From Him who knows the heart of every man, “For out of the heart proceed evil thoughts, murders ...” (Matthew 15:19)
— Carol Nelson
To The Editor:
My husband and I would like to take this opportunity to thank the many total strangers who immediately came to our aid last Saturday, April 13, in Cleveland.
We are retired seniors from Canada who travel to Florida and back along Interstate 75 each winter. Several years ago we began spending a nightly stopover in Cleveland, and discovered the Relics Antiques shop at that time as well. Since then, we have been making stops in Cleveland both on our way south and north so that we can enjoy visits to Relics.
On April 13, after placing our purchases from Relics in our SUV and starting back toward I-75, the automatic latch on the hatch of our SUV disengaged as we turned right onto Route 60, causing the hatch to open and the entire contents of our vehicle to spill onto the busy roadway. It was extremely upsetting to see how widespread our belongings were strewn, with no way of gathering anything up on such a busy road.
To our utter amazement, by the time we had safely pulled to the side of Route 60, numerous people had stopped their own vehicles, effectively blocking all traffic so that our belongings would not be driven over and so it would be safe to go onto the roadway to retrieve everything. These same kind people, along with more kind souls who arrived on foot, took the time to assist in gathering up our belongings and piling everything in one location next to the guardrail so we would be able to safely repack our vehicle.
After the last of these kind strangers had left, yet another vehicle pulled up behind us. This turned out to be an employee from one of the local hotels who had been driving along past Relics and had seen a briefcase and heater on the road and had gathered them up and driven on hoping to find the owners. Apparently the hatch on the truck had begun to open before we even reached Route 60 and these two items had fallen out. As soon as he spotted us with our huge pile of contents by the guardrail, he knew he had found the owners and passed them on to us. That briefcase held many important personal documents which we desperately needed.
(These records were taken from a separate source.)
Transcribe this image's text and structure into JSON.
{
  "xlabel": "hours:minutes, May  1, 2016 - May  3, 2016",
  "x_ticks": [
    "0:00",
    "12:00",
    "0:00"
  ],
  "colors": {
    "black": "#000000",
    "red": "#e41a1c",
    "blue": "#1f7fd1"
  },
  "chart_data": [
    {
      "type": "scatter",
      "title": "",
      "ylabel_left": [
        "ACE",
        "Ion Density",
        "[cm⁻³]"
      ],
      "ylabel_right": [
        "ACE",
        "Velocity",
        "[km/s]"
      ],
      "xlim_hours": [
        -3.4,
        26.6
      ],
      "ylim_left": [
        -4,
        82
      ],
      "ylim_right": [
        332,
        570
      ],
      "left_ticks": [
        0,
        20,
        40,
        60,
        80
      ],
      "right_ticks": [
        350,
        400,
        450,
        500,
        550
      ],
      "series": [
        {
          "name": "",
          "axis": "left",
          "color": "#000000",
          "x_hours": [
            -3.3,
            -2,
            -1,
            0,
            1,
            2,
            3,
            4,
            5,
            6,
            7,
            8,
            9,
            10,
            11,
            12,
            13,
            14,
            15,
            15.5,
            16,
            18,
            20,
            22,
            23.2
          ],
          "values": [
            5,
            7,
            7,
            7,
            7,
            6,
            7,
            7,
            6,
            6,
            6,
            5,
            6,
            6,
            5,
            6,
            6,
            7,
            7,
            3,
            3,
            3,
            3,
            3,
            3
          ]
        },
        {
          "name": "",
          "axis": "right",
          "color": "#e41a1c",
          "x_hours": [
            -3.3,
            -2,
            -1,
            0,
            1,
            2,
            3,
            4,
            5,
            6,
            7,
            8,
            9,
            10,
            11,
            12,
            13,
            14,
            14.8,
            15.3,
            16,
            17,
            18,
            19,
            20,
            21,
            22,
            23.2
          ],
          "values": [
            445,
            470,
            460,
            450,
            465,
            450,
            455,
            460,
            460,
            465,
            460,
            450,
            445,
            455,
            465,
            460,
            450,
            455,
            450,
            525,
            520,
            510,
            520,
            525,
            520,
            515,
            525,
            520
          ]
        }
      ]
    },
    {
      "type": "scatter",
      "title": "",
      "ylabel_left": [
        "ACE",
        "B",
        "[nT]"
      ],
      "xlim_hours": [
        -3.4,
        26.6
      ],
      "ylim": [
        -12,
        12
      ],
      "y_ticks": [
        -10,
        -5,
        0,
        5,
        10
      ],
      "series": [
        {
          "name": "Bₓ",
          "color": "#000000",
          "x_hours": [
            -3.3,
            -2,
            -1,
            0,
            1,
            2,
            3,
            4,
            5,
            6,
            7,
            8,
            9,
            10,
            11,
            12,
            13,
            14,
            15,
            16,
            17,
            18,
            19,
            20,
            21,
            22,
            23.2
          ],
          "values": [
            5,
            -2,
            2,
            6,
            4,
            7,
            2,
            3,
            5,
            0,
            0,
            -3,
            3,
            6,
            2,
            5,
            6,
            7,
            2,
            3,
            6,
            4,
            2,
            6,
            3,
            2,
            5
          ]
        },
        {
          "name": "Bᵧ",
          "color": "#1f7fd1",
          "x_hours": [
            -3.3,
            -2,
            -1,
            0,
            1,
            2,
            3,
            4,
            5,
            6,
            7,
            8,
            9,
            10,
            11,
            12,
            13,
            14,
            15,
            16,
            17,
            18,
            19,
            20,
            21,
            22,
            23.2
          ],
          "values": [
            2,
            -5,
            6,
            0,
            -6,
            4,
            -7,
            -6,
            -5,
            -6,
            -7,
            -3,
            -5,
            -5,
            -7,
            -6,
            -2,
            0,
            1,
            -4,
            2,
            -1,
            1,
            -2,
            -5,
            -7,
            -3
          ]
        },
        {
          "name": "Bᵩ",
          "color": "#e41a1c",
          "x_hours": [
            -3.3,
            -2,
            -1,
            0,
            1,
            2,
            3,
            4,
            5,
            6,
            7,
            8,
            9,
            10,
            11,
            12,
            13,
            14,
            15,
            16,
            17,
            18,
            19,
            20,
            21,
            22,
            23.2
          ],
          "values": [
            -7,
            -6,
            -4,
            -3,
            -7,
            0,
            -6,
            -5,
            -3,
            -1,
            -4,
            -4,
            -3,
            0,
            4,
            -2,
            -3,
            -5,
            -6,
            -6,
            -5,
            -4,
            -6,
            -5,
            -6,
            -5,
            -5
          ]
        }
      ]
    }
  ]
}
These kind strangers sprung into action so quickly and efficiently that we did not have time to thank them adequately for everything they did that day to make what had initially been a devastating event for us turn into simply an inconvenience. It definitely reminded us that in this day and age, when you hear and read about so much bad news, there still are truly wonderful, kind and caring people ready to offer assistance to total strangers in their time of need. We are extremely grateful for their help and the fact that nobody was injured when everything toppled out of our vehicle so unexpectedly.
We already had fond memories of our annual visits to Cleveland before this weekend's events, but have nothing but extraordinarily good things to say about its citizens after witnessing their kindness firsthand. We can only hope that these kind souls will read this and know just how much we appreciated their kindness and assistance.